Kevin Wu's Blog Home

2023-2-20

LeetCode and Linear Algebra (or: How I learned to stop worrying and love the math)

I recently was stumped by Naming a Company (LC hard). We are given an array of words (all lowercase, a-z). For each pair of words, we can form a new string by swapping their first letters. For example, (peanut, butter) -> beanut putter.

This new string is valid if neither of the words are present in the original array. We’re supposed to find the number of valid strings.

Solving the problem

Original approach

My approach to this problem was to merge all the words with the same suffix (i.e., removing the first letter). Then, we keep track of the first letters used for each unique suffix.

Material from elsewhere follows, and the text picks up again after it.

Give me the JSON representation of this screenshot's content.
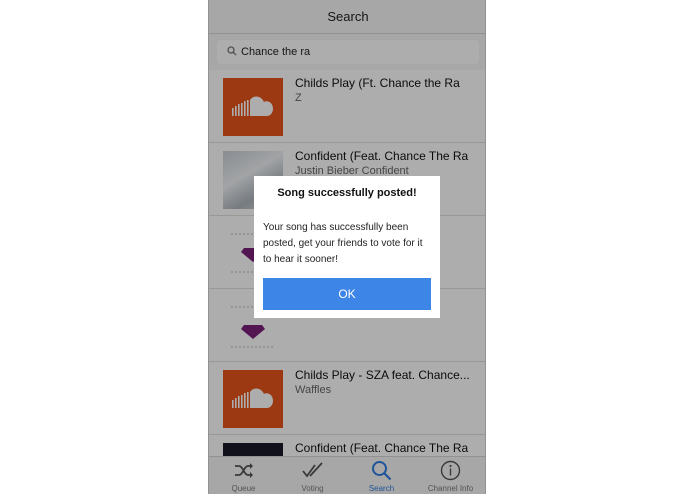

After some thinking, we can see that words from different suffixes can only be paired if both words’ first letters are not common to both suffixes. To show this, consider the words aa, ba, bb, cb.

Here are the common suffixes and the first letters used for each:

  1. suffix a: a, b
  2. suffix b: b, c

ba cannot be paired with any word with the suffix b since after swapping its first letter with that word, bb is formed, which is an existing word. However, aa can be paired with bc since they have different suffixes and their first letters are not common to both suffixes.

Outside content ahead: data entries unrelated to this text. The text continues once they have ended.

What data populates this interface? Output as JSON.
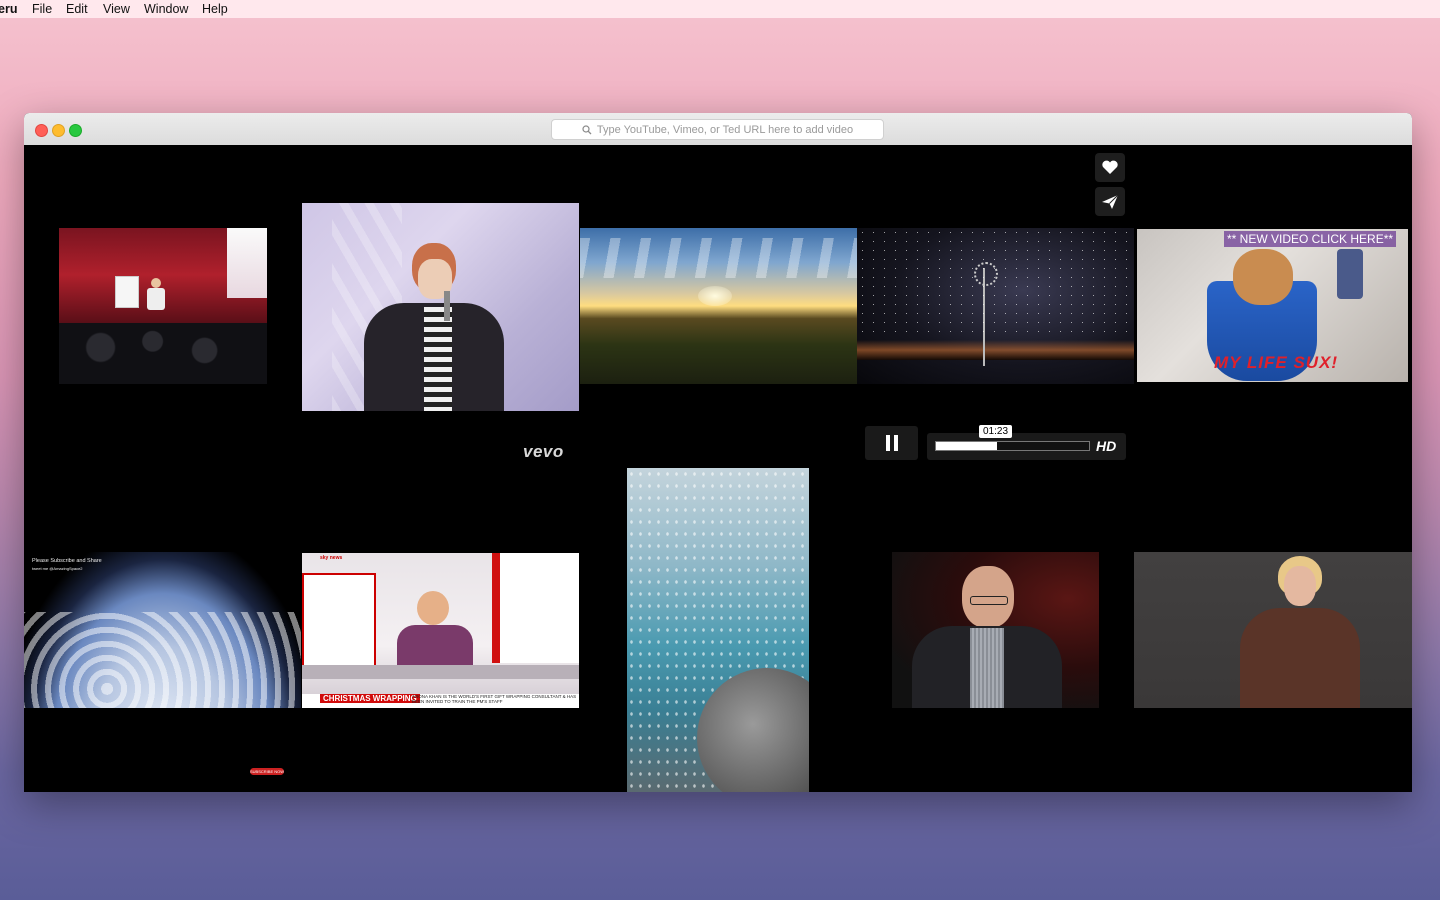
{
  "menubar": {
    "app_name": "eru",
    "items": [
      "File",
      "Edit",
      "View",
      "Window",
      "Help"
    ]
  },
  "window": {
    "url_placeholder": "Type YouTube, Vimeo, or Ted URL here to add video",
    "traffic_lights": {
      "close": "#ff5f57",
      "minimize": "#febc2e",
      "zoom": "#28c840"
    }
  },
  "actions": {
    "favorite_icon": "heart-icon",
    "share_icon": "paper-plane-icon"
  },
  "player": {
    "time": "01:23",
    "progress": 0.4,
    "quality": "HD",
    "pause_icon": "pause-icon"
  },
  "overlays": {
    "vevo": "vevo",
    "kitten_banner": "** NEW VIDEO CLICK HERE**",
    "kitten_caption": "MY LIFE SUX!",
    "earth_caption": "Please Subscribe and Share",
    "earth_subcaption": "tweet me @AmazingSpace2",
    "subscribe_button": "SUBSCRIBE NOW",
    "news_headline": "CHRISTMAS WRAPPING",
    "news_ticker": "ARONA KHAN IS THE WORLD'S FIRST GIFT WRAPPING CONSULTANT & HAS BEEN INVITED TO TRAIN THE PM'S STAFF",
    "news_logo": "sky news"
  }
}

Thus, the number of valid strings created for a pair of suffixes is the product of the number of first letters used by each suffix (but not both). To find the number of valid strings, we can sum that over all pairs of suffixes! Unfortunately, it’s O(n2)O(n^2) as in the worst case, the suffixes never repeat. No dice.

Published solution

At this point, I gave up and peeked at the solution.

As it turns out, instead of grouping words that have the same suffix, we can flip it around and group words that have the same first letter! Now, two words that have different first letters can be paired if neither of their suffixes are common to both prefixes.

We can use the same example as above (aa, ba, bb, cb):

  1. prefix a: a
  2. prefix b: a, b
  3. prefix c: b

aa cannot be paired with bb as the suffix a is common to the suffixes of first letters a and b, but aa can be paired with cb.

To find the answer, we iterate through pairs of first letters and sum the length of the suffixes unique to the first letter times the length of the suffixes unique to the second. Since there are only 26 possible first letters, this has time complexity O(2626n)O(26 \cdot 26 \cdot n) (ignoring hashing of the words). Much better!

Using bits

We can represent both of these approaches using a boolean matrix (matrix of 1s and 0s).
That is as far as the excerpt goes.